Auf der Suche nach einem neuen Selbstkonzept

Nun lebe ich ein halbes Jahr allein mit den Kindern und es wird Zeit, so etwas wie eine Zwischenbilanz zu ziehen. Es ist nicht alles gut, aber es ist auch nicht alles schlecht. Ich fühle mich so dazwischen und bin noch dabei, mich mit meiner neuen Identität als "Alleinerziehende" auseinander zu setzen. Das ist nicht einfach, denn über 20 Jahre habe ich ein ganz klassisches Familienmodell gelebt. Eine Familie mit Mann und vier Kindern, in der ich meine beruflichen Ambitionen zurückgestellt und dafür meinen Mann beruflich unterstützt habe. Für die nächsten Jahre hatte ich mir eigentlich gewünscht, mich freiberuflich mehr entfalten zu können, aber auch weiterhin gut für die Familie da sein zu können. Ich fühlte mich abgesichert und war davon ausgegangen, dass das auch so weiter gehen würde.

Stattdessen bin ich mit einer neuen Lebenssituation konfrontiert, in der ich meine Zukunft nun ohne Mann an meiner Seite meistern muss. Ein ganz neues Bild, an das ich mich erst einmal gewöhnen muss. Da kommen eine Menge Gefühle hoch, die erst einmal verarbeitet werden wollen und das gleichzeitig zur Alltagsorganisation, gleichzeitig zur beruflichen Planung, die jetzt natürlich auch anders aussieht und gleichzeitig zu Trennungsformalitäten und dem Ärger, den es natürlich immer wieder gibt.


Wie entwickelt sich ein neues Selbstkonzept?
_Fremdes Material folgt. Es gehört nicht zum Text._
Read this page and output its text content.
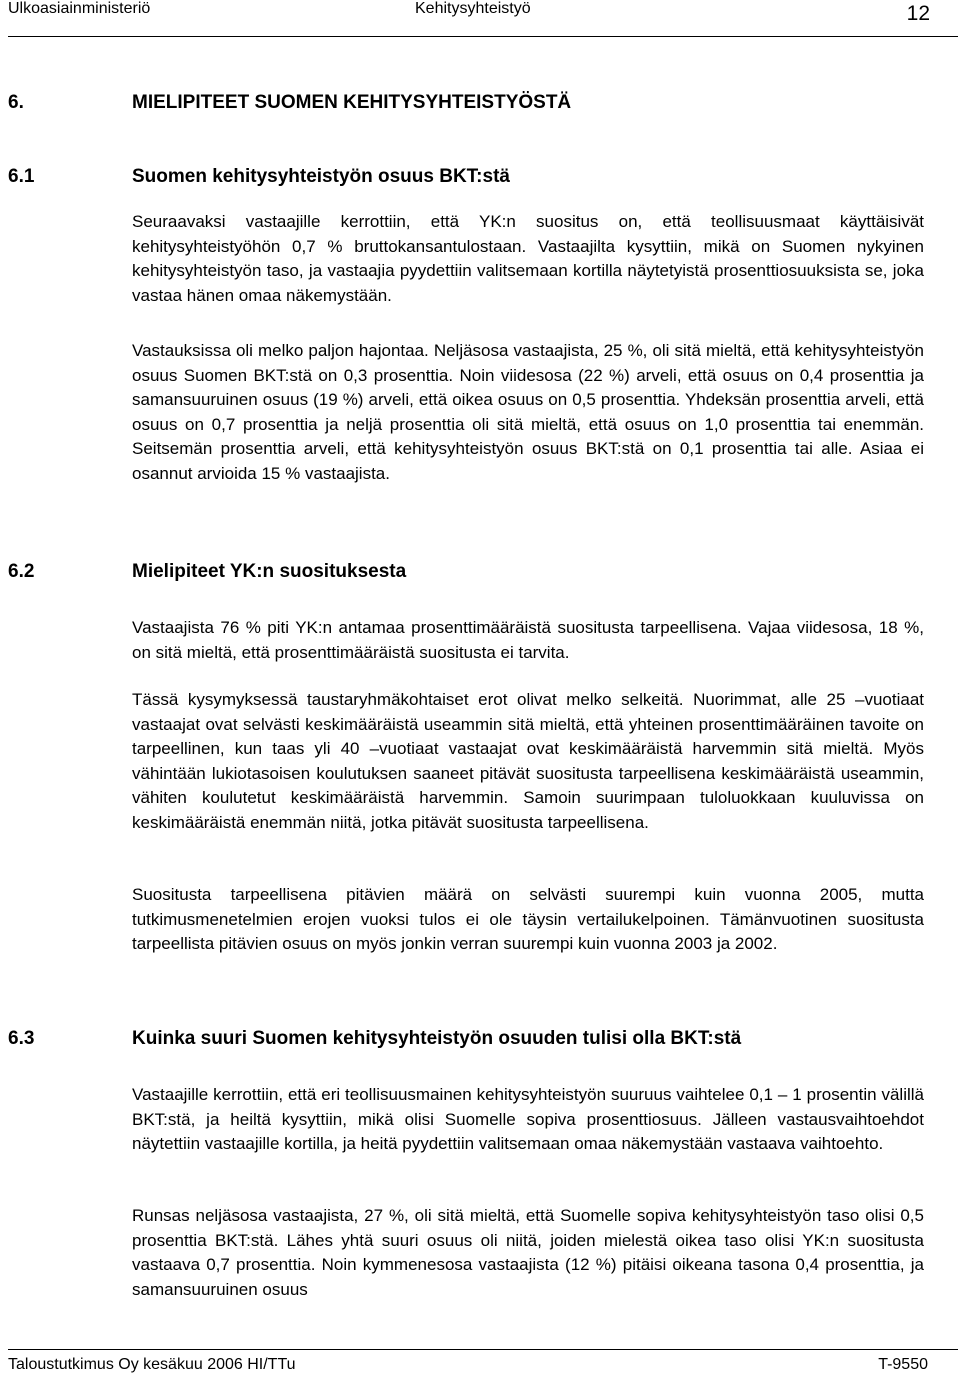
Ulkoasiainministeriö	Kehitysyhteistyö	12
6.	MIELIPITEET SUOMEN KEHITYSYHTEISTYÖSTÄ
6.1	Suomen kehitysyhteistyön osuus BKT:stä

Seuraavaksi vastaajille kerrottiin, että YK:n suositus on, että teollisuusmaat käyttäisivät kehitysyhteistyöhön 0,7 % bruttokansantulostaan. Vastaajilta kysyttiin, mikä on Suomen nykyinen kehitysyhteistyön taso, ja vastaajia pyydettiin valitsemaan kortilla näytetyistä prosenttiosuuksista se, joka vastaa hänen omaa näkemystään.

Vastauksissa oli melko paljon hajontaa. Neljäsosa vastaajista, 25 %, oli sitä mieltä, että kehitysyhteistyön osuus Suomen BKT:stä on 0,3 prosenttia. Noin viidesosa (22 %) arveli, että osuus on 0,4 prosenttia ja samansuuruinen osuus (19 %) arveli, että oikea osuus on 0,5 prosenttia. Yhdeksän prosenttia arveli, että osuus on 0,7 prosenttia ja neljä prosenttia oli sitä mieltä, että osuus on 1,0 prosenttia tai enemmän. Seitsemän prosenttia arveli, että kehitysyhteistyön osuus BKT:stä on 0,1 prosenttia tai alle. Asiaa ei osannut arvioida 15 % vastaajista.

6.2	Mielipiteet YK:n suosituksesta

Vastaajista 76 % piti YK:n antamaa prosenttimääräistä suositusta tarpeellisena. Vajaa viidesosa, 18 %, on sitä mieltä, että prosenttimääräistä suositusta ei tarvita.

Tässä kysymyksessä taustaryhmäkohtaiset erot olivat melko selkeitä. Nuorimmat, alle 25 –vuotiaat vastaajat ovat selvästi keskimääräistä useammin sitä mieltä, että yhteinen prosenttimääräinen tavoite on tarpeellinen, kun taas yli 40 –vuotiaat vastaajat ovat keskimääräistä harvemmin sitä mieltä. Myös vähintään lukiotasoisen koulutuksen saaneet pitävät suositusta tarpeellisena keskimääräistä useammin, vähiten koulutetut keskimääräistä harvemmin. Samoin suurimpaan tuloluokkaan kuuluvissa on keskimääräistä enemmän niitä, jotka pitävät suositusta tarpeellisena.

Suositusta tarpeellisena pitävien määrä on selvästi suurempi kuin vuonna 2005, mutta tutkimusmenetelmien erojen vuoksi tulos ei ole täysin vertailukelpoinen. Tämänvuotinen suositusta tarpeellista pitävien osuus on myös jonkin verran suurempi kuin vuonna 2003 ja 2002.

6.3	Kuinka suuri Suomen kehitysyhteistyön osuuden tulisi olla BKT:stä

Vastaajille kerrottiin, että eri teollisuusmainen kehitysyhteistyön suuruus vaihtelee 0,1 – 1 prosentin välillä BKT:stä, ja heiltä kysyttiin, mikä olisi Suomelle sopiva prosenttiosuus. Jälleen vastausvaihtoehdot näytettiin vastaajille kortilla, ja heitä pyydettiin valitsemaan omaa näkemystään vastaava vaihtoehto.

Runsas neljäsosa vastaajista, 27 %, oli sitä mieltä, että Suomelle sopiva kehitysyhteistyön taso olisi 0,5 prosenttia BKT:stä. Lähes yhtä suuri osuus oli niitä, joiden mielestä oikea taso olisi YK:n suositusta vastaava 0,7 prosenttia. Noin kymmenesosa vastaajista (12 %) pitäisi oikeana tasona 0,4 prosenttia, ja samansuuruinen osuus

Taloustutkimus Oy kesäkuu 2006 HI/TTu	T-9550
Neben Persönlichkeitsfaktoren wird das Selbstkonzept von sozialen Rollen und der sozialen Identität bestimmt. Und diese beiden Dinge ändern sich nach einer Trennung. Hier spielen Vorbilder und Bilder, die in den Medien vermittelt werden, eine wichtige Rolle. In Deutschland gibt es 1,5 Millionen Alleinerziehende und leider schwingen bei diesem Begriff sofort sehr viele negative Assoziationen mit: erhöhtes Armutsrisiko, fast keine Chance auf dem Arbeitsmarkt, alles falsch gemacht. Wenn das gesellschaftliche Bild schon so mies ist, ist es um so schwerer, so etwaswie ein positives Selbstkonzept aufzubauen. Zum Glück gibt es im Netz viele wunderbare Frauen, die auf diesem Weg unterwegs sind und die ganz offen über ihre Erfahrungen sprechen. Diese Offenheit hilft sehr dabei, sich ein neues Bild von sich und von der veränderten Familie zusammenzubasteln. Denn diese Frauen sind authentisch und bedienen die in den Medien lancierten Bilder in keinster Weise.
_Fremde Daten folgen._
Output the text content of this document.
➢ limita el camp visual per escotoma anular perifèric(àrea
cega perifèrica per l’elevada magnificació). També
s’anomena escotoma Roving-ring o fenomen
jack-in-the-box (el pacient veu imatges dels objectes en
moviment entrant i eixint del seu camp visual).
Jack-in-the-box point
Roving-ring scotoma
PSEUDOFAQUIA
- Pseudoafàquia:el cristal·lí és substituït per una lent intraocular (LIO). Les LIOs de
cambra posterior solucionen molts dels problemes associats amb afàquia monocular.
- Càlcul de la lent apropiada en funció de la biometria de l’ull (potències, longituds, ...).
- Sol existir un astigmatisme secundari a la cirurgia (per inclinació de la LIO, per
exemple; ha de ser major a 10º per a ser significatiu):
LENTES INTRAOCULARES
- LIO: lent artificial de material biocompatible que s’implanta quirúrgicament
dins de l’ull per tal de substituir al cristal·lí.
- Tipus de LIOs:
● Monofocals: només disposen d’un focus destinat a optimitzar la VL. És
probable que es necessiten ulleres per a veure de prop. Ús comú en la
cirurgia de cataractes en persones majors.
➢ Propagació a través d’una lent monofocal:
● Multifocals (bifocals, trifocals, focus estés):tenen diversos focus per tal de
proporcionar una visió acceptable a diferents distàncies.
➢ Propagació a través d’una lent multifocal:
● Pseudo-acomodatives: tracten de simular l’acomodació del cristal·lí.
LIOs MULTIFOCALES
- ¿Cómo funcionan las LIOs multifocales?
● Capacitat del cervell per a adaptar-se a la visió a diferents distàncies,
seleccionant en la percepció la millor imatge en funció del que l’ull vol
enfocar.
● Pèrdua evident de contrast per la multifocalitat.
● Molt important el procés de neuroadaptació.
Mir tut es im Moment sehr gut, mir beispielsweise die Podcastfolgen von "Stark und Alleinerziehend" anzuhören (die Folgen finden sich unter den Beiträgen in der Rubrik Wissen). Es tut gut, zu hören, dass es ganz normal ist, dass die erste Zeit schwer ist, dass viele andere auch Probleme damit haben, den Gedanken an die heile Familie loszulassen und dass negative Gefühle wie Angst, Wut und Trauer einfach dazugehören. Dunja Voos hat in ihrem Interview gesagt, dass es dann einfach darauf ankommt, diese Gefühle zuzulassen und dass es helfen kann, langsamer zu werden und abzuwarten. Manche Anspannung löst sich mit der Zeit von selbst oder bekommt weniger Gewicht. Letztlich geht es darum, die Hoffnung nicht zu verlieren und die schönen Momente zu sammeln. Es braucht Zeit, ein neues Selbstkonzept zu entwickeln. Da darf man auch geduldig mit sich selbst sein. 
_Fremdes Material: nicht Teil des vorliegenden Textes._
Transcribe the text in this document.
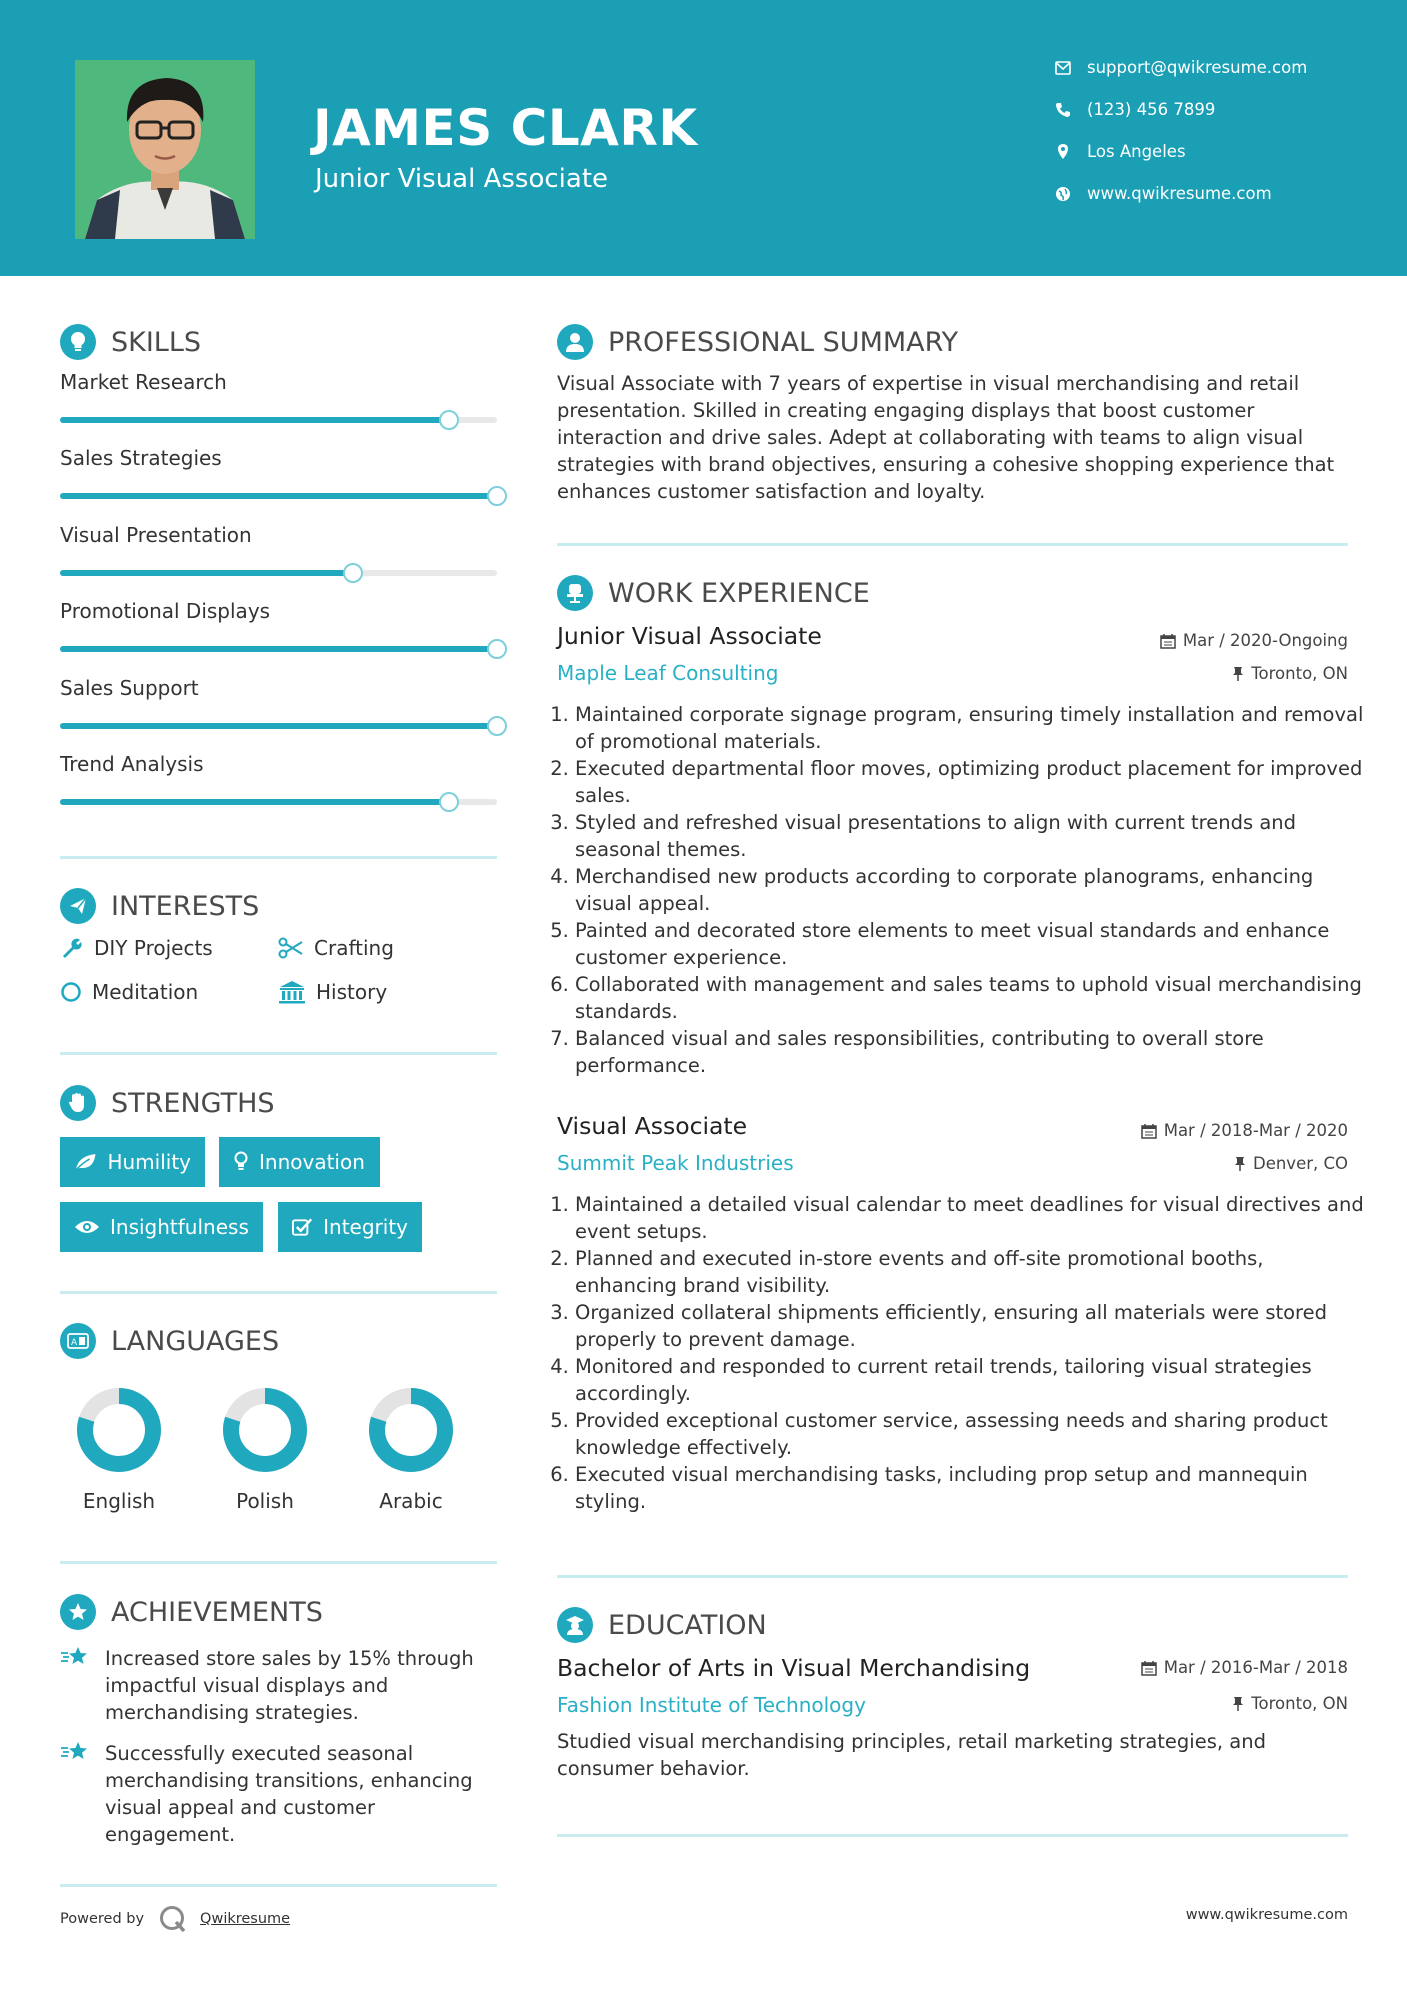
JAMES CLARK
Junior Visual Associate
support@qwikresume.com
(123) 456 7899
Los Angeles
www.qwikresume.com
SKILLS
Market Research
Sales Strategies
Visual Presentation
Promotional Displays
Sales Support
Trend Analysis
INTERESTS
DIY Projects	Crafting
Meditation	History
STRENGTHS
Humility	Innovation
Insightfulness	Integrity
A LANGUAGES
English	Polish	Arabic
ACHIEVEMENTS
Increased store sales by 15% through impactful visual displays and merchandising strategies.
Successfully executed seasonal merchandising transitions, enhancing visual appeal and customer engagement.
Powered by	Qwikresume	www.qwikresume.com
PROFESSIONAL SUMMARY
Visual Associate with 7 years of expertise in visual merchandising and retail presentation. Skilled in creating engaging displays that boost customer interaction and drive sales. Adept at collaborating with teams to align visual strategies with brand objectives, ensuring a cohesive shopping experience that enhances customer satisfaction and loyalty.
WORK EXPERIENCE
Junior Visual Associate
Maple Leaf Consulting
Mar / 2020-Ongoing
Toronto, ON
1. Maintained corporate signage program, ensuring timely installation and removal of promotional materials.
2. Executed departmental floor moves, optimizing product placement for improved sales.
3. Styled and refreshed visual presentations to align with current trends and seasonal themes.
4. Merchandised new products according to corporate planograms, enhancing visual appeal.
5. Painted and decorated store elements to meet visual standards and enhance customer experience.
6. Collaborated with management and sales teams to uphold visual merchandising standards.
7. Balanced visual and sales responsibilities, contributing to overall store performance.
Visual Associate
Summit Peak Industries
Mar / 2018-Mar / 2020
Denver, CO
1. Maintained a detailed visual calendar to meet deadlines for visual directives and event setups.
2. Planned and executed in-store events and off-site promotional booths, enhancing brand visibility.
3. Organized collateral shipments efficiently, ensuring all materials were stored properly to prevent damage.
4. Monitored and responded to current retail trends, tailoring visual strategies accordingly.
5. Provided exceptional customer service, assessing needs and sharing product knowledge effectively.
6. Executed visual merchandising tasks, including prop setup and mannequin styling.
EDUCATION
Bachelor of Arts in Visual Merchandising
Fashion Institute of Technology
Mar / 2016-Mar / 2018
Toronto, ON
Studied visual merchandising principles, retail marketing strategies, and consumer behavior.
Wenn eine Seite des Selbstkonzepts weg fällt, kommt eine andere dafür wieder stärker zum Vorschein. So genieße ich es sehr, meinen kulturellen Interessen nun ungebremst nachgehen zu können. Ich suche mir ab und zu Lesungen, Führungen und Theaterstücke ganz nach meinem Geschmack. Denn ich habe verschiedene Facetten und manche dürfen jetzt wieder stärker ans Licht kommen.

Kommentare

gohan hat gesagt…
Als Sohn einer alleinerziehenden Mutter habe ich sehr großen Respekt vor jeder Frau, die diesen Lebensweg geht. Mütter sind Heldinnen des Alltages. Ich wünsche dir alles Gute für deine Zukunft.